Le cheval de bois et les animaux du zodiaque
Mausolée de l'empereur Qin / CC - n3wjack's
Le 31 janvier, nous dirons au revoir au singe pour entrer dans l'année du coq. Un des douze animaux que comporte la mythologie chinoise souvent assorti aux qualités telles que le sens de l’observation, la franchise et l'honnêteté. Il faut donc y lire de bons présages pour cette année 2016, qui, sous l'égide du singe, devrait – espérons-le –, prendre de bonnes et durables impulsions. Ces croyances liées à l'astrologie chinoise prennent leur source dans une vieille légende, dont il existe plusieurs variantes qui racontent pourtant toutes à peu près la même histoire.
Le tigre, le phénix et le dragon s'en allèrent trouver l'Empereur de Jade, dieu du Ciel dans la religion taoïste, pour se plaindre de la cruauté des êtres humains à l'égard du monde animal. Afin d'obliger ceux-ci à faire part de plus de déférence et de respect envers ces pauvres bêtes, l'Empereur de Jade décida alors d'attribuer un animal à chaque année de naissance des hommes. Pour ce faire, il lui fallait sélectionner 12 représentants. Il organisa donc une course, afin de choisir ses champions.
La nouvelle se répandit bientôt parmi les animaux. Le rat, occupé à creuser un trou, ne prêta d'abord pas attention à l'annonce, mais intrigué il demanda au félin, son vieil ami, ce qui se tramait. Le chat, bonne pâte, lui apprit la grande affaire et lui proposa de l'accompagner, mais puisqu'il était habitué à faire la grasse matinée, il demanda également au rat de le réveiller le lendemain matin. Ce dernier ne tint pas promesse et s'en alla tout seul chez l'Empereur. Voilà pourquoi le chat ne figure pas dans l'horoscope chinois (il siège néanmoins à la place du lapin dans la version vietnamienne) et pourquoi les deux anciens compères sont désormais des ennemis jurés.
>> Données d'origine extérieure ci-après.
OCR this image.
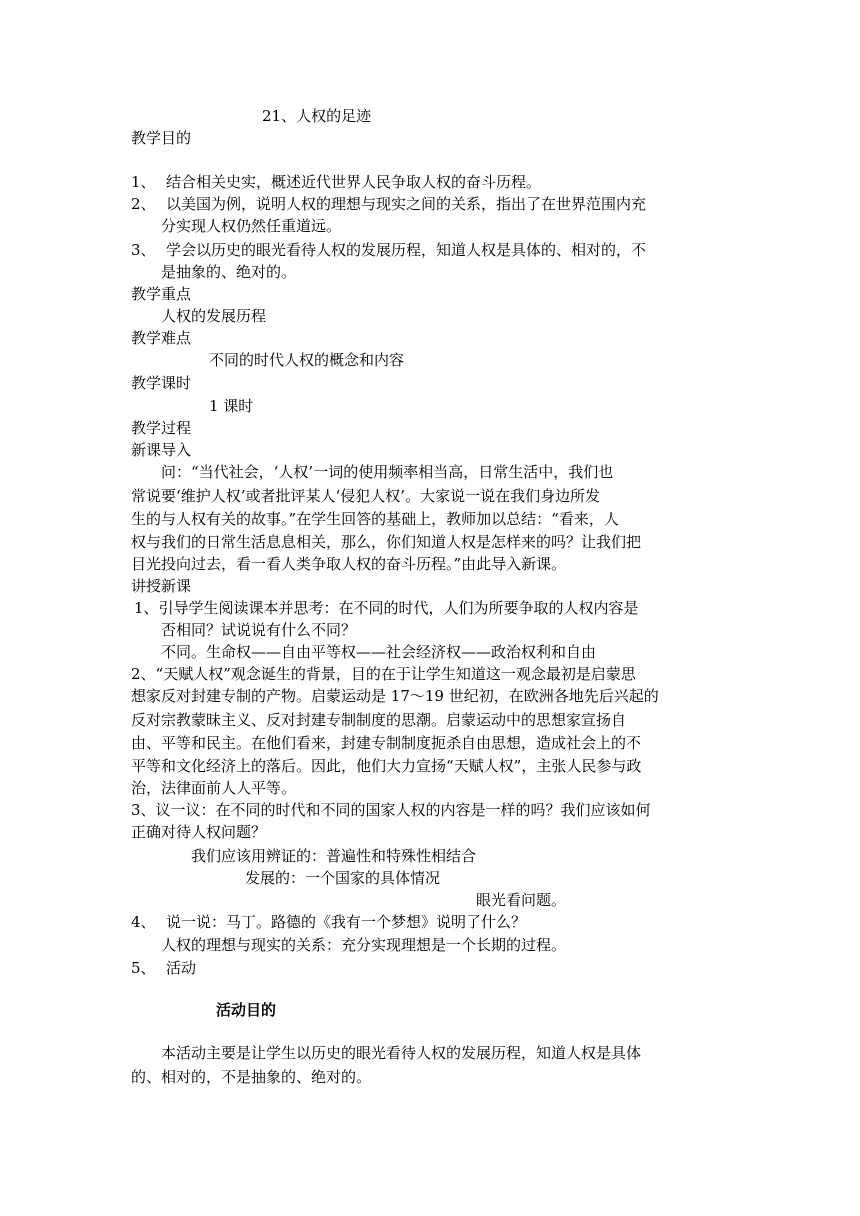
21、人权的足迹
教学目的
1、 结合相关史实，概述近代世界人民争取人权的奋斗历程。
2、 以美国为例，说明人权的理想与现实之间的关系，指出了在世界范围内充
分实现人权仍然任重道远。
3、 学会以历史的眼光看待人权的发展历程，知道人权是具体的、相对的，不
是抽象的、绝对的。
教学重点
人权的发展历程
教学难点
不同的时代人权的概念和内容
教学课时
1 课时
教学过程
新课导入
问：“当代社会，‘人权’一词的使用频率相当高，日常生活中，我们也
常说要‘维护人权’或者批评某人‘侵犯人权’。大家说一说在我们身边所发
生的与人权有关的故事。”在学生回答的基础上，教师加以总结：“看来，人
权与我们的日常生活息息相关，那么，你们知道人权是怎样来的吗？让我们把
目光投向过去，看一看人类争取人权的奋斗历程。”由此导入新课。
讲授新课
1、引导学生阅读课本并思考：在不同的时代，人们为所要争取的人权内容是
否相同？试说说有什么不同？
不同。生命权——自由平等权——社会经济权——政治权利和自由
2、“天赋人权”观念诞生的背景，目的在于让学生知道这一观念最初是启蒙思
想家反对封建专制的产物。启蒙运动是 17～19 世纪初，在欧洲各地先后兴起的
反对宗教蒙昧主义、反对封建专制制度的思潮。启蒙运动中的思想家宣扬自
由、平等和民主。在他们看来，封建专制制度扼杀自由思想，造成社会上的不
平等和文化经济上的落后。因此，他们大力宣扬“天赋人权”，主张人民参与政
治，法律面前人人平等。
3、议一议：在不同的时代和不同的国家人权的内容是一样的吗？我们应该如何
正确对待人权问题？
我们应该用辨证的：普遍性和特殊性相结合
发展的：一个国家的具体情况
眼光看问题。
4、 说一说：马丁。路德的《我有一个梦想》说明了什么？
人权的理想与现实的关系：充分实现理想是一个长期的过程。
5、 活动
活动目的
本活动主要是让学生以历史的眼光看待人权的发展历程，知道人权是具体
的、相对的，不是抽象的、绝对的。
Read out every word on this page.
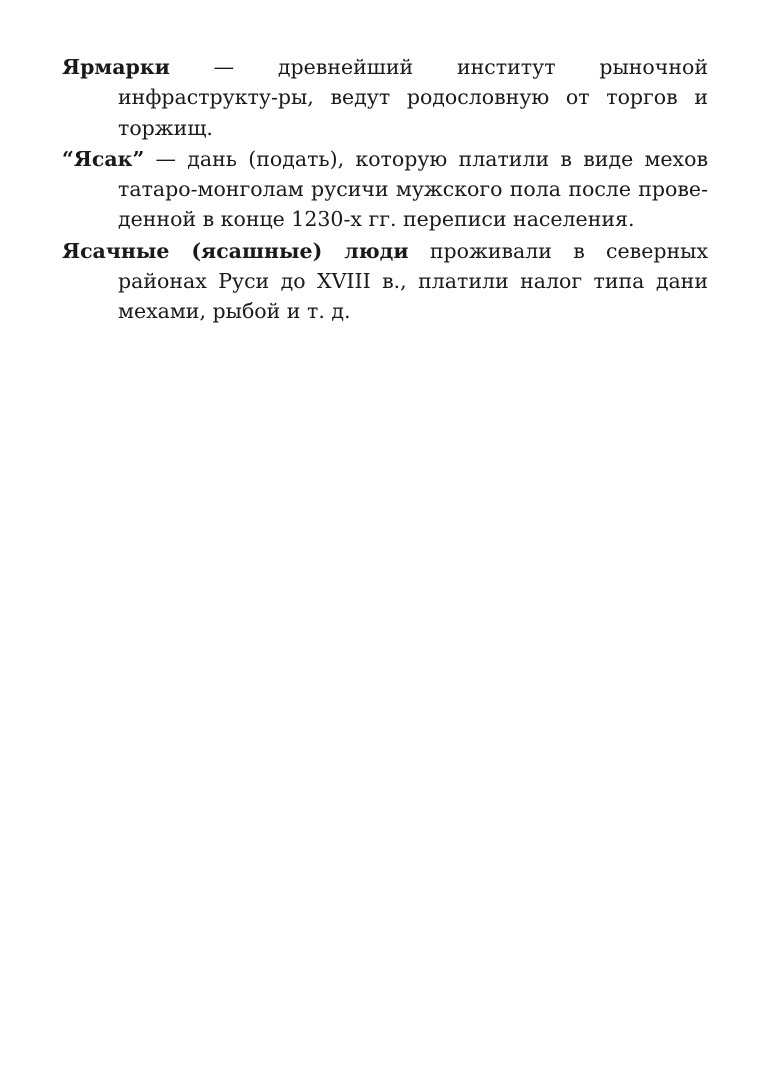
Ярмарки — древнейший институт рыночной инфраструкту-ры, ведут родословную от торгов и торжищ.

“Ясак” — дань (подать), которую платили в виде мехов татаро-монголам русичи мужского пола после прове-денной в конце 1230-х гг. переписи населения.

Ясачные (ясашные) люди проживали в северных районах Руси до XVIII в., платили налог типа дани мехами, рыбой и т. д.
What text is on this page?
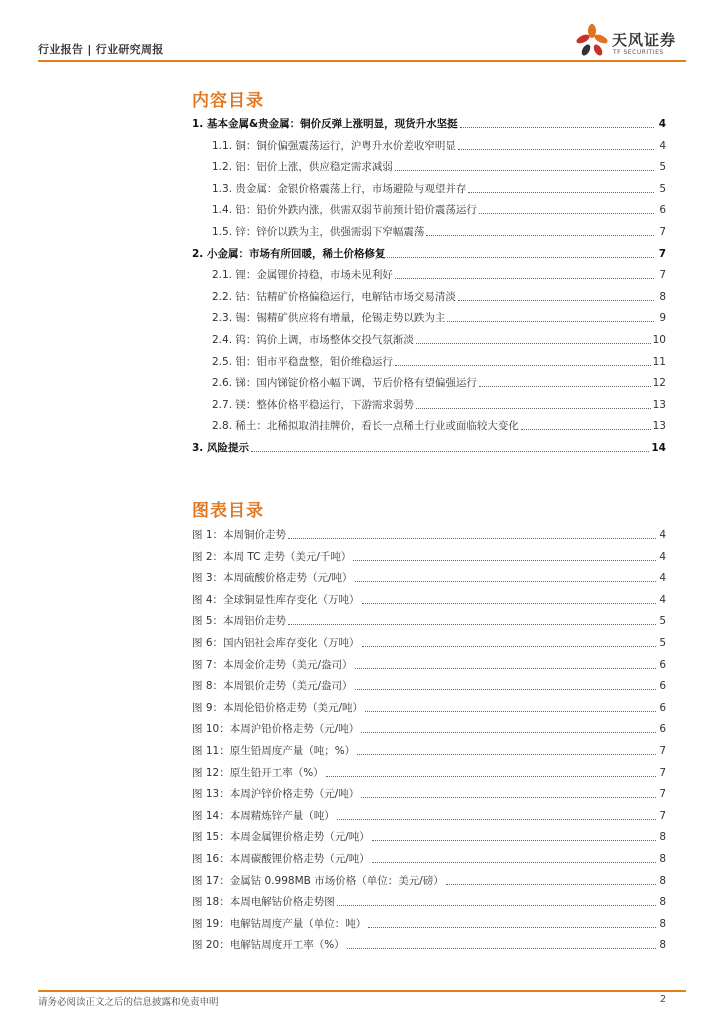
行业报告 | 行业研究周报
天风证券
TF SECURITIES
内容目录
1. 基本金属&贵金属：铜价反弹上涨明显，现货升水坚挺	4
1.1. 铜：铜价偏强震荡运行，沪粤升水价差收窄明显	4
1.2. 铝：铝价上涨，供应稳定需求减弱	5
1.3. 贵金属：金银价格震荡上行，市场避险与观望并存	5
1.4. 铅：铅价外跌内涨，供需双弱节前预计铅价震荡运行	6
1.5. 锌：锌价以跌为主，供强需弱下窄幅震荡	7
2. 小金属：市场有所回暖，稀土价格修复	7
2.1. 锂：金属锂价持稳，市场未见利好	7
2.2. 钴：钴精矿价格偏稳运行，电解钴市场交易清淡	8
2.3. 锡：锡精矿供应将有增量，伦锡走势以跌为主	9
2.4. 钨：钨价上调，市场整体交投气氛渐淡	10
2.5. 钼：钼市平稳盘整，钼价维稳运行	11
2.6. 锑：国内锑锭价格小幅下调，节后价格有望偏强运行	12
2.7. 镁：整体价格平稳运行，下游需求弱势	13
2.8. 稀土：北稀拟取消挂牌价，看长一点稀土行业或面临较大变化	13
3. 风险提示	14
图表目录
图 1：本周铜价走势	4
图 2：本周 TC 走势（美元/千吨）	4
图 3：本周硫酸价格走势（元/吨）	4
图 4：全球铜显性库存变化（万吨）	4
图 5：本周铝价走势	5
图 6：国内铝社会库存变化（万吨）	5
图 7：本周金价走势（美元/盎司）	6
图 8：本周银价走势（美元/盎司）	6
图 9：本周伦铅价格走势（美元/吨）	6
图 10：本周沪铅价格走势（元/吨）	6
图 11：原生铅周度产量（吨；%）	7
图 12：原生铅开工率（%）	7
图 13：本周沪锌价格走势（元/吨）	7
图 14：本周精炼锌产量（吨）	7
图 15：本周金属锂价格走势（元/吨）	8
图 16：本周碳酸锂价格走势（元/吨）	8
图 17：金属钴 0.998MB 市场价格（单位：美元/磅）	8
图 18：本周电解钴价格走势图	8
图 19：电解钴周度产量（单位：吨）	8
图 20：电解钴周度开工率（%）	8
请务必阅读正文之后的信息披露和免责申明	2
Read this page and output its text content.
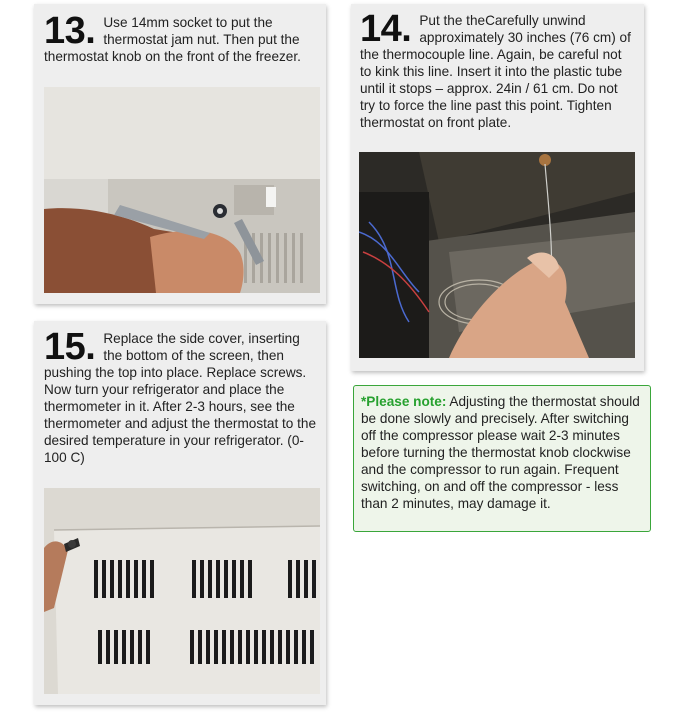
13. Use 14mm socket to put the thermostat jam nut. Then put the thermostat knob on the front of the freezer.
14. Put the theCarefully unwind approximately 30 inches (76 cm) of the thermocouple line. Again, be careful not to kink this line. Insert it into the plastic tube until it stops – approx. 24in / 61 cm. Do not try to force the line past this point. Tighten thermostat on front plate.
15. Replace the side cover, inserting the bottom of the screen, then pushing the top into place. Replace screws. Now turn your refrigerator and place the thermometer in it. After 2-3 hours, see the thermometer and adjust the thermostat to the desired temperature in your refrigerator. (0-100 C)
*Please note: Adjusting the thermostat should be done slowly and precisely. After switching off the compressor please wait 2-3 minutes before turning the thermostat knob clockwise and the compressor to run again. Frequent switching, on and off the compressor - less than 2 minutes, may damage it.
Le jour de la course, le rat, jamais à court de diablerie pour remporter le marathon, monta sur le dos du bœuf à son insu, et sauta juste devant lui en arrivant au palais. Il fut donc le premier, suivi du bœuf, puis du tigre, du lapin, du dragon, du serpent, du cheval, de la chèvre, du singe, du coq, du chien et enfin du cochon. L'Empereur décréta que chaque nouveau-né hériterait des qualités et des défauts de l'animal de son année de naissance. On raconte aussi que ce serait Bouddha qui aurait attribué à chacun de ses animaux, venus lui rendre hommage avant la fin de son séjour sur Terre, une année lunaire en guise de remerciement.
Au-delà des animaux sacrés, chaque année est placée sous le signe du Yin ou du Yang et de la théorie des cinq éléments de la cosmologie ancestrale chinoise (le Wuxing) : l'or, l'eau, le bois, le feu ou la terre.